Even though David wrote this Psalm hundreds of years before Jesus’ birth, this entire Psalm is about Him.  As the Holy Spirit opened my eyes to that truth, I read through the Psalm in dawning wonder.  Passages leapt out at me.  “He trusts in the Lord, they say, let the Lord rescue him” (verse 8) I found paralleled in Matthew 27:43.  I discovered the horror and shame of crucifixion in verses 16-18 of the Psalm: “they pierce my hands and my feet.  All my bones are on display, people stare and gloat over me.  They divide my clothes among them and cast lots for my garment.”

I read David’s words and saw that they mirrored Jesus’ agony.  I continued reading and knew for certain God had not forsaken Jesus on the cross for the Psalm itself declares Jesus was not forsaken in verse 24: “He has not hidden His face from him but has listened to his cry for help.” 

The Psalm ends on a note of exultation.  Verse 31 says, “They will proclaim his righteousness, declaring to a people yet unborn: He has done it!”  The last words of the Psalm, “He has done it”, are exactly Jesus’ words when He cries “It is finished!”

I couldn’t believe it. It was like I’d never read the Psalm before.  My entire mind was flooded with revelation and I had an entirely new bible.  I also had an entirely new understanding of Jesus’ cry on the cross. I read the Psalm again and then went back to Matthew 27 to read the entire passage.  And then I read it again because I finally saw what Matthew’s gospel was saying. Jesus’ cry on the cross was not a cry of agony at being abandoned by God.  Rather, it was a shout of triumph.  Even when the situation looks as bad as it possibly can, my God shouts His triumph.

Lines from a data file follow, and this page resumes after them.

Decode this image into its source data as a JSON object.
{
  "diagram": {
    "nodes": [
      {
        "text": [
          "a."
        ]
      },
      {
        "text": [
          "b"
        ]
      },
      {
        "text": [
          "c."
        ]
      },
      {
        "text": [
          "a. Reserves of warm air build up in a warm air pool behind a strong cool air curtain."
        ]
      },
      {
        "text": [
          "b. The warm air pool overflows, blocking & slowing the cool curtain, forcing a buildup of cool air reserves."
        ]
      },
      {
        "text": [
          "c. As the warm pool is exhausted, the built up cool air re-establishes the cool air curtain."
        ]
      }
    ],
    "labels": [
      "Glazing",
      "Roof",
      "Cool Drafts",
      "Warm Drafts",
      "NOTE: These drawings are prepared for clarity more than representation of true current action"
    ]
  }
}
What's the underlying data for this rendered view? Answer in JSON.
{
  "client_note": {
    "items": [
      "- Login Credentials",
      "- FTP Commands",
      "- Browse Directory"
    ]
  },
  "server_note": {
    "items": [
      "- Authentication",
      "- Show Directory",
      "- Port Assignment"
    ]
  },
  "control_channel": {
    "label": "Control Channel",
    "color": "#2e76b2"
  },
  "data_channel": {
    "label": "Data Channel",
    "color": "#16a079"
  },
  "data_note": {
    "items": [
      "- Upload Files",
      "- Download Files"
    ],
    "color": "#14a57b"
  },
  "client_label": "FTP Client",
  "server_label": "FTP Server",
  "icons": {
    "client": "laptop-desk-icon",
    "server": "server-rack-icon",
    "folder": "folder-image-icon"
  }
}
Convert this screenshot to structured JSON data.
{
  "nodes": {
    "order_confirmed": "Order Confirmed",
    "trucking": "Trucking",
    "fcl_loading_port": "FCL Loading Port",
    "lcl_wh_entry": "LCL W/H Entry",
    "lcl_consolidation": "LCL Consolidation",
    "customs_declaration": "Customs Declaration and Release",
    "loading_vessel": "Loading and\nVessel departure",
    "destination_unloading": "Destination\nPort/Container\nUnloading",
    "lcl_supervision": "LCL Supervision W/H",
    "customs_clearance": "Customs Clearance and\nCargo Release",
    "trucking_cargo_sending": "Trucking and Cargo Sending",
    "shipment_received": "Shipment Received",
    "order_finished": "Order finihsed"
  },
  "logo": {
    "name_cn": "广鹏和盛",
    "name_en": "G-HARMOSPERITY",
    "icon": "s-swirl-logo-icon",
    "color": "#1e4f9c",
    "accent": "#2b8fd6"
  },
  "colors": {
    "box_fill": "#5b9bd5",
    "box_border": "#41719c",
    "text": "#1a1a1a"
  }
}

This was a brand new discovery for me and the Holy Spirit and I delighted in it together.  I felt like I’d been the only one ever to have seen this to be true even though, at the same time, I knew I could not be.  Indeed, I am not the first nor will I be the last but it doesn’t matter.  I delight in my seeing.  Those who have already seen share my delight and I have an equal share in the delight of their having seen.  Even though many have walked the shoreline of this particular revelation, the Holy Spirit made the sand smooth so that I felt my footsteps were the first.  He makes it smooth again once I’ve passed so that another can discover Him for the first time.

*All scriptures are quoted from the Amplified and NIV translations.